The strategic management discipline originated in the 1950s and 1960s. Among the numerous early contributors, the most influential were Peter Drucker, Philip Selznick, Alfred Chandler, Igor Ansoff, and Bruce Henderson. The discipline draws from earlier thinking and texts on ‘strategy’ dating back thousands of years. Prior to 1960, the term “strategy” was primarily used regarding war and politics, not business. Many companies built strategic planning functions to develop and execute the formulation and implementation processes during the 1960s.
Peter Drucker was a prolific management theorist and author of dozens of management books, with a career spanning five decades. He addressed fundamental strategic questions in a 1954 book The Practice of Management writing: “…the first responsibility of top management is to ask the question ‘what is our business?’ and to make sure it is carefully studied and correctly answered.” He wrote that the answer was determined by the customer. He recommended eight areas where objectives should be set, such as market standing, innovation, productivity, physical and financial resources, worker performance and attitude, profitability, manager performance and development, and public responsibility.

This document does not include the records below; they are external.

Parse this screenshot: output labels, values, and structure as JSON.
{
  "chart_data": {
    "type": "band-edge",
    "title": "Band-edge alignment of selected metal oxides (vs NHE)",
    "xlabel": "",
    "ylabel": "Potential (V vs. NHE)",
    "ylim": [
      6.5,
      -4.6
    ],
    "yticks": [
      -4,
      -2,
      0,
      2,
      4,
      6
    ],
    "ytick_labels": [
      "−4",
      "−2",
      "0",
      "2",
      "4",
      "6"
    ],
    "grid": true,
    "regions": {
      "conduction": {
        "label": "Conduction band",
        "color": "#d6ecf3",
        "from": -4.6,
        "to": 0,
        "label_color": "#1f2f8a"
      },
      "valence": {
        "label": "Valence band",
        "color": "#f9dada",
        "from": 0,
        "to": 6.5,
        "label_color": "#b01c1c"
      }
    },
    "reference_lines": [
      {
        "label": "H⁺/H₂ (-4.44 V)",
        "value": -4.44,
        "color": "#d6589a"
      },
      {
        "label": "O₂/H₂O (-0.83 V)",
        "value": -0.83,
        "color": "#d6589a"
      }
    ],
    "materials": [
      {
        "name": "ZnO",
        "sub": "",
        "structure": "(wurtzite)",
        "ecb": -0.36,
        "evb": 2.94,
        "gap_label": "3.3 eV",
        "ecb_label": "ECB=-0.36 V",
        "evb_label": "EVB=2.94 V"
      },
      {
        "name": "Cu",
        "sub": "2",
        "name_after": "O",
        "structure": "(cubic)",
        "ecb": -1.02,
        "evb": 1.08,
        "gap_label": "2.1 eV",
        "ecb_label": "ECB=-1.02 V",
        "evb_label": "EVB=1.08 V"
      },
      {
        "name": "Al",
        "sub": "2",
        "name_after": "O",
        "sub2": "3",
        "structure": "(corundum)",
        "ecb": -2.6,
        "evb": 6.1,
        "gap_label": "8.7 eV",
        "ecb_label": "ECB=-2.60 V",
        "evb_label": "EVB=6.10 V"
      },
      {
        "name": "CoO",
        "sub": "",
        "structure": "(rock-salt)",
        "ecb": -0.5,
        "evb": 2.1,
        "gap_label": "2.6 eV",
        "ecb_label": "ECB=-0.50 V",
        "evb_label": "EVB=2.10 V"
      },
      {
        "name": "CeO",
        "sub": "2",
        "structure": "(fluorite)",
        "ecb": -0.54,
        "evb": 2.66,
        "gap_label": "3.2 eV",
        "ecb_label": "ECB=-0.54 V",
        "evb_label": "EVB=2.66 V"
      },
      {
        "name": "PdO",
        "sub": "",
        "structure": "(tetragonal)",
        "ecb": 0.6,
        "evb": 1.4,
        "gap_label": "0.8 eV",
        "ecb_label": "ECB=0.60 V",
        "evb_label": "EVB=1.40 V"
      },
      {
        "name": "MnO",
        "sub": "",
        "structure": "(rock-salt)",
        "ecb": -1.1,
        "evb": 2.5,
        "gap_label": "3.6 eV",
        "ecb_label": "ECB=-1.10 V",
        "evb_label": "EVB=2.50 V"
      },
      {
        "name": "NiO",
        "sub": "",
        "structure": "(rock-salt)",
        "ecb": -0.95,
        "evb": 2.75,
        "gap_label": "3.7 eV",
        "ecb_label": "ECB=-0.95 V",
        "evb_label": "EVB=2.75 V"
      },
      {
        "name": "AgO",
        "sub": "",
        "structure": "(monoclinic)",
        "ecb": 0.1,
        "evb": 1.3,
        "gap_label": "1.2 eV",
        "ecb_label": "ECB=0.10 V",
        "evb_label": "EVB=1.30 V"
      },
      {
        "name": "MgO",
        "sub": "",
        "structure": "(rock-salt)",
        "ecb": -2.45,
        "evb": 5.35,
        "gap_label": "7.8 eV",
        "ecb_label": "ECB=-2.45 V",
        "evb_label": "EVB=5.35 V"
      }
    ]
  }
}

In 1957, Philip Selznick initially used the term “distinctive competence” in referring to how the Navy was attempting to differentiate itself from the other services. He also formalized the idea of matching the organization’s internal factors with external environmental circumstances. This core idea was developed further by Kenneth R. Andrews in 1963 into what we now call SWOT analysis, in which the strengths and weaknesses of the firm are assessed in light of the opportunities and threats in the business environment.
Alfred Chandler recognized the importance of coordinating management activity under an all-encompassing strategy. Interactions between functions were typically handled by managers who relayed information back and forth between departments. Chandler stressed the importance of taking a long term perspective when looking to the future. In his 1962 ground breaking work Strategy and Structure, Chandler showed that a long-term coordinated strategy was necessary to give a company structure, direction and focus. He says it concisely, “structure follows strategy.” Chandler wrote that:
“Strategy is the determination of the basic long-term goals of an enterprise, and the adoption of courses of action and the allocation of resources necessary for carrying out these goals.”
Igor Ansoff built on Chandler’s work by adding concepts and inventing a vocabulary. He developed a grid that compared strategies for market penetration, product development, market development and horizontal and vertical integration and diversification. He felt that management could use the grid to systematically prepare for the future. In his 1965 classic Corporate Strategy, he developed gap analysis to clarify the gap between the current reality and the goals and to develop what he called “gap reducing actions”. Ansoff wrote that strategic management had three parts: strategic planning; the skill of a firm in converting its plans into reality; and the skill of a firm in managing its own internal resistance to change.
Bruce Henderson, founder of the Boston Consulting Group, wrote about the concept of the experience curve in 1968, following initial work begun in 1965. The experience curve refers to a hypothesis that unit production costs decline by 20-30% every time cumulative production doubles. This supported the argument for achieving higher market share and economies of scale.
Porter wrote in 1980 that companies have to make choices about their scope and the type of competitive advantage they seek to achieve, whether lower cost or differentiation. The idea of strategy targeting particular industries and customers (i.e., competitive positions) with a differentiated offering was a departure from the experience-curve influenced strategy paradigm, which was focused on larger scale and lower cost. Porter revised the strategy paradigm again in 1985, writing that superior performance of the processes and activities performed by organizations as part of their value chain is the foundation of competitive advantage, thereby outlining a process view of strategy.